During the reign of Humayun, the successor of Babur, the empire was briefly interrupted by the Sur Empire.

The “classic period” of the Mughal Empire started in 1556 with the ascension of Akbar the Great to the throne. Some Rajput kingdoms continued to pose a significant threat to the Mughal dominance of northwestern India, but most of them were subdued by Akbar. All Mughal emperors were Muslims; Akbar, however, propounded a syncretic religion in the latter part of his life called Dīn-i Ilāhī, as recorded in historical books like Ain-i-Akbari and Dabistān-i Mazāhib.

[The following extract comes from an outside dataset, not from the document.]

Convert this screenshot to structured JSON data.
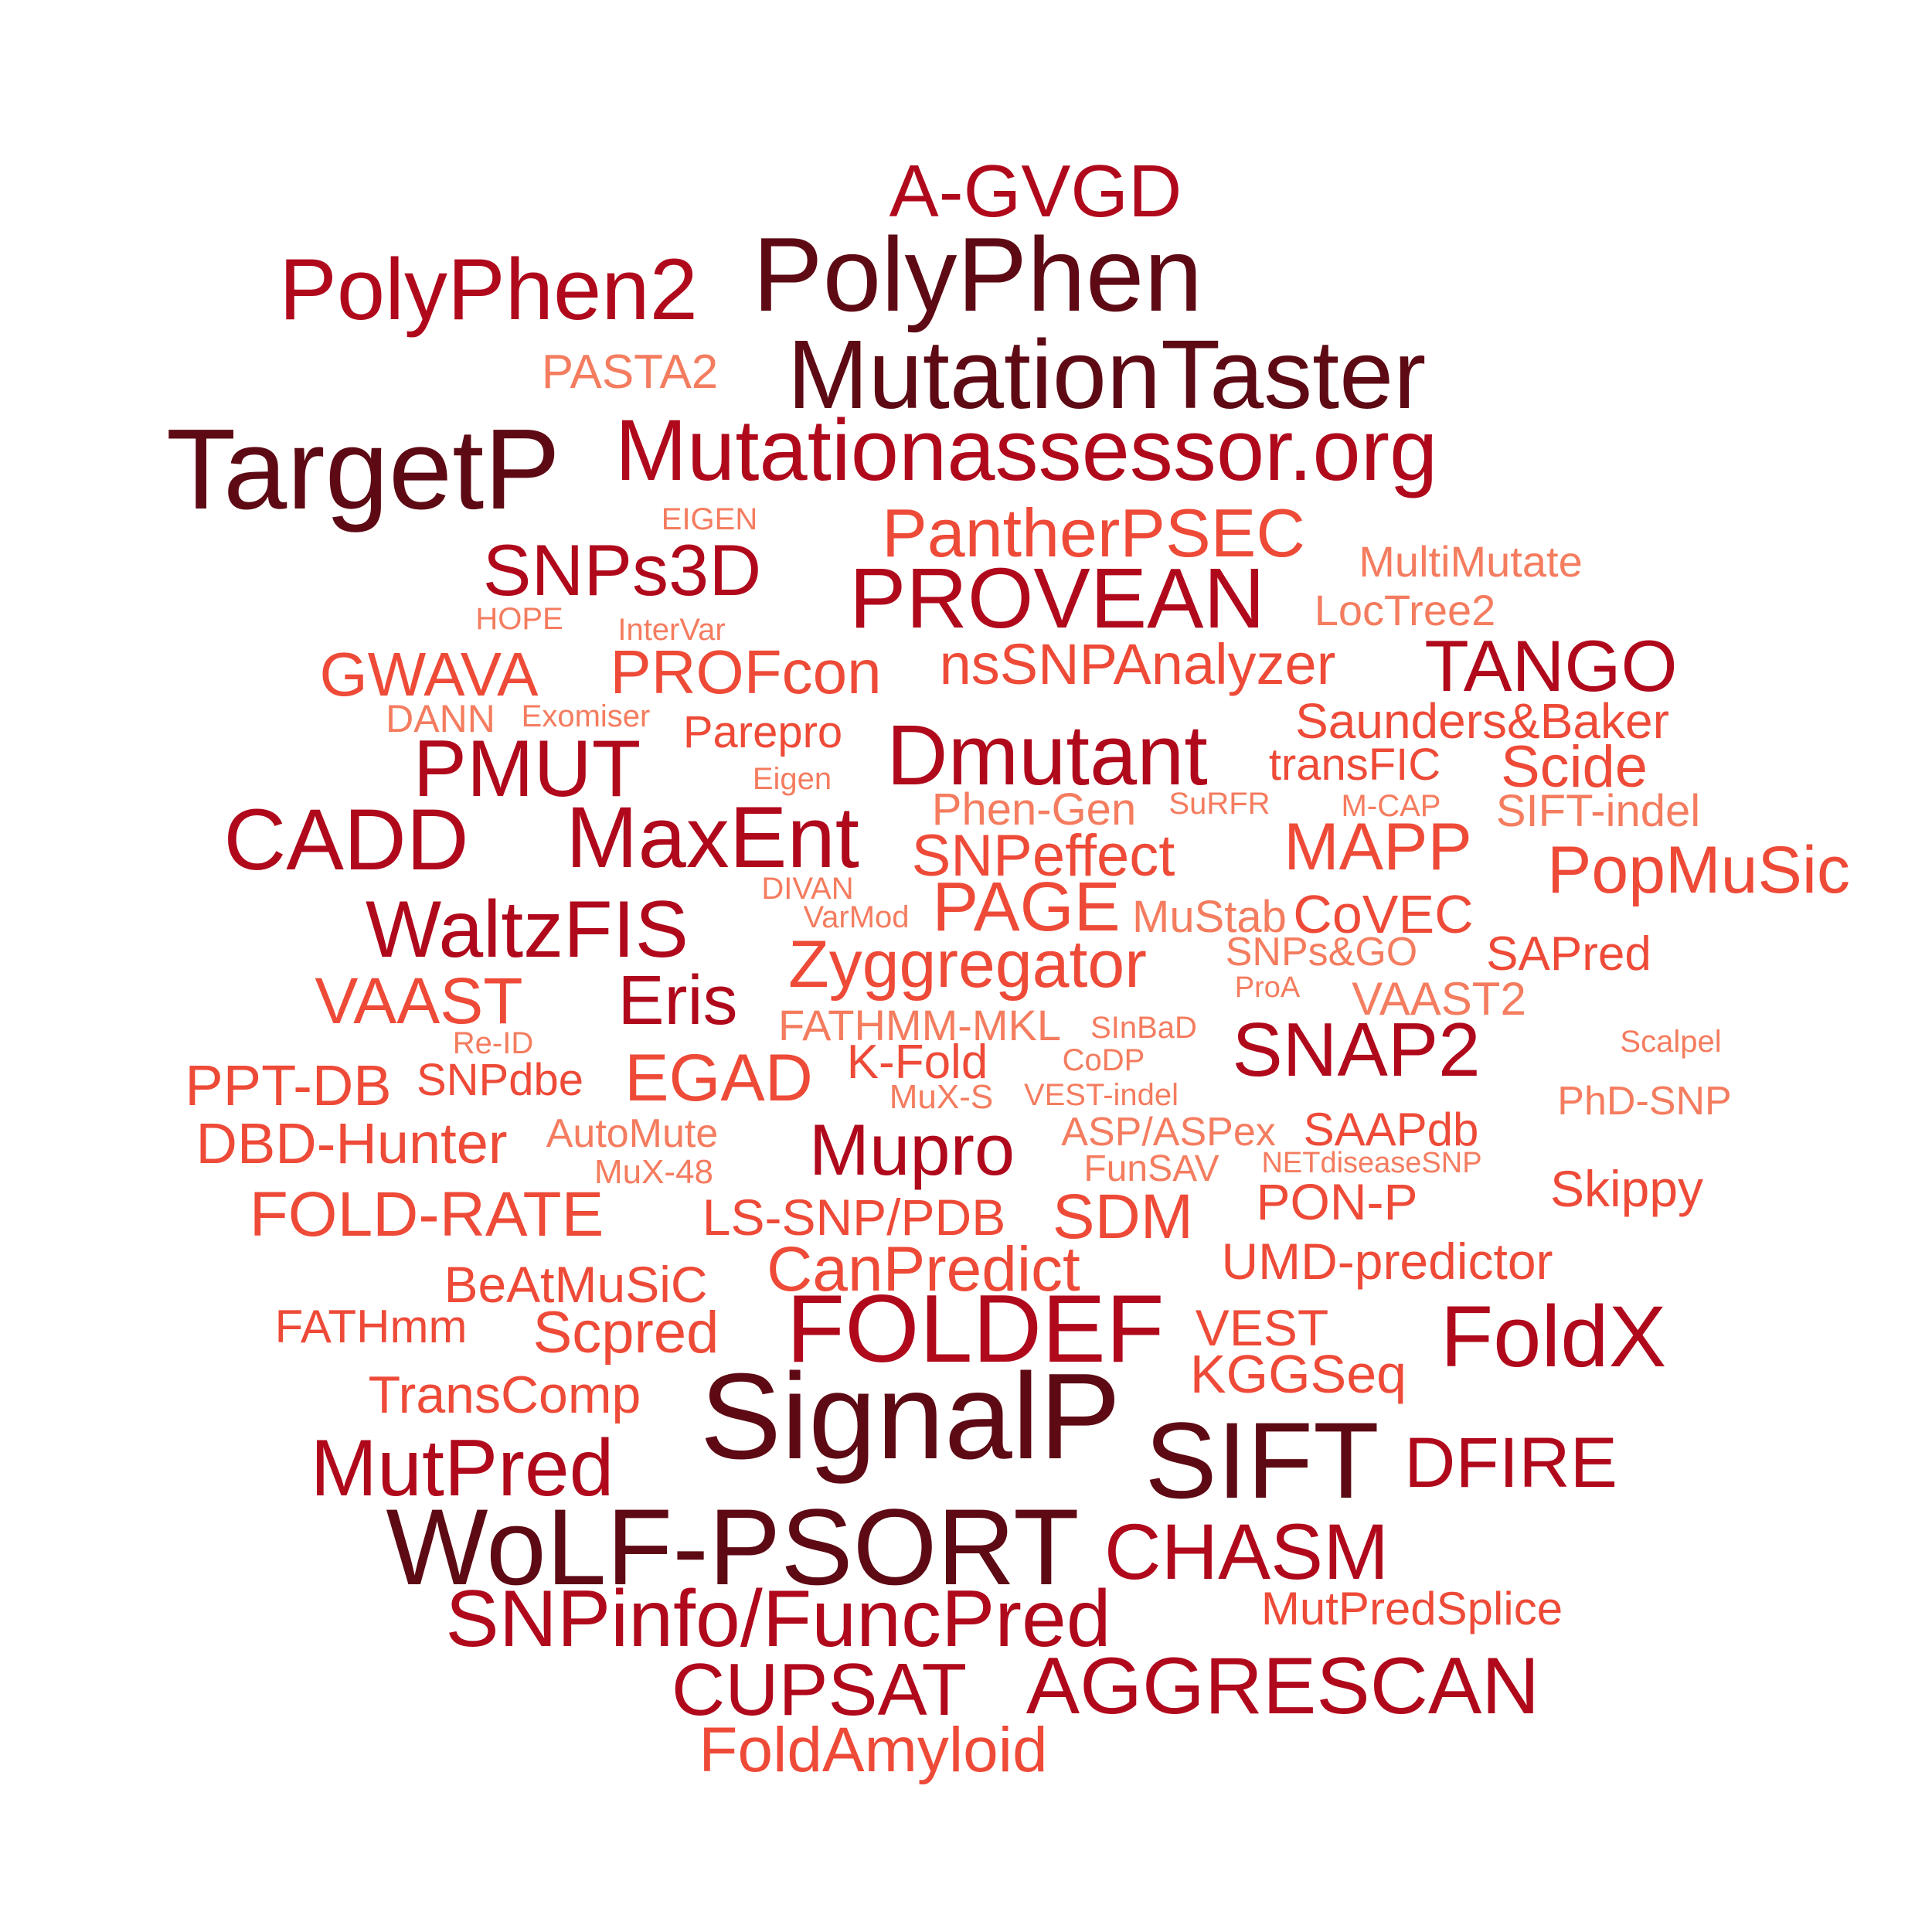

Mughal-Empire-during-Akbar-Period

The Mughal Empire did not try to intervene in the local societies during most of its existence, but rather balanced and pacified them through new administrative practices and diverse and inclusive ruling elites, leading to more systematic, centralised, and uniform rule.  Traditional and newly coherent social groups in northern and western India, such as the Marathas, the Rajputs, the Pashtuns, the Hindu Jats and the Sikhs, gained military and governing ambitions during Mughal rule, which, through collaboration or adversity, gave them both recognition and military experience.